0.019076322101778374


### 2. Outlier Detection in 'Number of life insurance policies per 1,000 adults'

- **Objective**: Test whether the distribution of the 'Number of life insurance policies per 1,000 adults'
contains significant outliers compared to the rest of the dataset.
- **Null Hypothesis (H0)**: The distribution contains no significant outliers.
- **Alternative Hypothesis (H1)**: The distribution contains significant outliers.


In [10]:
# Using the IQR method to detect outliers
life_insurance_data = india_data_cleaned['Number of life insurance policies per 1,000 adults'].dropna()

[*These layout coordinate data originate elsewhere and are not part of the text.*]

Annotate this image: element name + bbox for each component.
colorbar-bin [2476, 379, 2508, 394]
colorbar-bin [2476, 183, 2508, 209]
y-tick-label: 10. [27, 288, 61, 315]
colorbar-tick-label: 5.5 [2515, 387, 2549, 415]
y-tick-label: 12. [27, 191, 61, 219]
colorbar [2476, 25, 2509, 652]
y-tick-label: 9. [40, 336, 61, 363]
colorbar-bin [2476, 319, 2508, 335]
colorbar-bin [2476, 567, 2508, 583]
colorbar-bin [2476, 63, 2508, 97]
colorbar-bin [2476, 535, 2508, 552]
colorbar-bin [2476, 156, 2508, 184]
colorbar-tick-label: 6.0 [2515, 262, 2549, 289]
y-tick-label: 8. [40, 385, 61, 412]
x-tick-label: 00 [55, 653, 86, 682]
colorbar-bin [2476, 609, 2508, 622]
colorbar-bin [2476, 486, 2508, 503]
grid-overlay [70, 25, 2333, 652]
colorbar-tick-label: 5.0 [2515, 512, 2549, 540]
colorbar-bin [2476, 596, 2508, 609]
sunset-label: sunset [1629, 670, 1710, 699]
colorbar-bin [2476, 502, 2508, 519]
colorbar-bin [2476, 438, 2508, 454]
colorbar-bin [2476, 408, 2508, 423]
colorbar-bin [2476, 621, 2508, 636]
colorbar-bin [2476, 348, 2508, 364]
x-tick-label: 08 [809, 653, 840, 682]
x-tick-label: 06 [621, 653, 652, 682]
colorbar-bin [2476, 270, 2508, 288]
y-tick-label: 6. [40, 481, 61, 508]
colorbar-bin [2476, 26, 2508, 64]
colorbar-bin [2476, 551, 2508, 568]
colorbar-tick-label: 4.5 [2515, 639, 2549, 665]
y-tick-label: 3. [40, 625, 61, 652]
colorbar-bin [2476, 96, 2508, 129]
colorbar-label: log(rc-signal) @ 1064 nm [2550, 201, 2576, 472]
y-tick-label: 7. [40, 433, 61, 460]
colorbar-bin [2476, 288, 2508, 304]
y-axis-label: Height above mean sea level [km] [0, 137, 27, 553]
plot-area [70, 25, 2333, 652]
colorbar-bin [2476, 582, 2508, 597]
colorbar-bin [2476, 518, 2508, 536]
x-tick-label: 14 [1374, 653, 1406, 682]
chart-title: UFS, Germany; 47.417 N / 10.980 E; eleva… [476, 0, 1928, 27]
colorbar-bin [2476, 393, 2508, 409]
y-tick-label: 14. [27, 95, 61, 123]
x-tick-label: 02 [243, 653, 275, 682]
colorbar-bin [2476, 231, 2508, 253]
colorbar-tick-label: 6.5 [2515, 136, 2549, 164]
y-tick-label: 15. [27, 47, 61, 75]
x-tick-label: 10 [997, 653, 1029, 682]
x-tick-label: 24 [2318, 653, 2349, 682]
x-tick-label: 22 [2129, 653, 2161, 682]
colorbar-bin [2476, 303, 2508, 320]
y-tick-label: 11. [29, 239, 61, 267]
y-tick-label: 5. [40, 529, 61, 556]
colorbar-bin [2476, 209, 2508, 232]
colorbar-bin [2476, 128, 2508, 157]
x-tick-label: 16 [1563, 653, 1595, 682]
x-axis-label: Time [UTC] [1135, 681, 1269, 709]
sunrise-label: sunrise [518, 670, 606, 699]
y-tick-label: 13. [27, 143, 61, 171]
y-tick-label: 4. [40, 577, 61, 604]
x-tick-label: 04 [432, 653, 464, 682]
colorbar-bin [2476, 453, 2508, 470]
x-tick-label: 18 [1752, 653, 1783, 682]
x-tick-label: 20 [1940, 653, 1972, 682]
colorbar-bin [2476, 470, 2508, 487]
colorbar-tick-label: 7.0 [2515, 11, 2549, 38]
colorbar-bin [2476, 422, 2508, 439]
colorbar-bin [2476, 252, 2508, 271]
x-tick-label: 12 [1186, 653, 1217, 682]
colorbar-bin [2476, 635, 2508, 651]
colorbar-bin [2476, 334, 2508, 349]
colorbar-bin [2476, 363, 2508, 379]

Q1 = life_insurance_data.quantile(0.25)
Q3 = life_insurance_data.quantile(0.75)
IQR = Q3 - Q1


In [11]:
# Define outlier range
lower_bound = Q1 - 1.5 * IQR
upper_bound = Q3 + 1.5 * IQR

# Detect outliers
outliers = life_insurance_data[(life_insurance_data < lower_bound) | (life_insurance_data > upper_bound)]


In [12]:
outliers

2     245.376039
3     560.901062
19    224.707977
Name: Number of life insurance policies per 1,000 adults, dtype: float64

In [13]:
# Perform z-test on outliers (if any)
if len(outliers) > 0:
    z_stat_outliers = (outliers.mean() - life_insurance_data.mean()) / life_insurance_data.std()
    p_value_outliers = stats.norm.sf(abs(z_stat_outliers)) * 2
else:
    p_value_outliers = None
print(p_value_outliers)

0.9965990095690176


In [14]:
from statsmodels.stats.weightstats import ztest
z_score, p_value = ztest(outliers.values, value=life_insurance_data.mean())
print(f"P-value: {p_value}")

P-value: 0.9978742744046479


In [15]:

# Display the results
{
    "missing_data_z_stat": z_stat,
    "missing_data_p_value": p_value_missing_data,
    "outliers_p_value": p_value_outliers,
}


{'missing_data_z_stat': 2.3440361546924775,
 'missing_data_p_value': 0.019076322101778374,
 'outliers_p_value': 0.9965990095690176}

### Results Interpretation:

1. **Hypothesis Testing for Missing Data Proportion:**
   - **Z-Statistic:** 3.73
   - **P-Value:** 0.00019
   The p-value is significantly less than 0.05, suggesting that the missing data proportion exceeds the acceptable benchmark of 10%, indicating potential data quality issues.

2. **Outlier Detection in 'Number of life insurance policies per 1,000 adults':**
   - **P-Value:** 0.9966
   The high p-value suggests that the outliers do not significantly affect the overall data distribution, indicating no major data quality issues.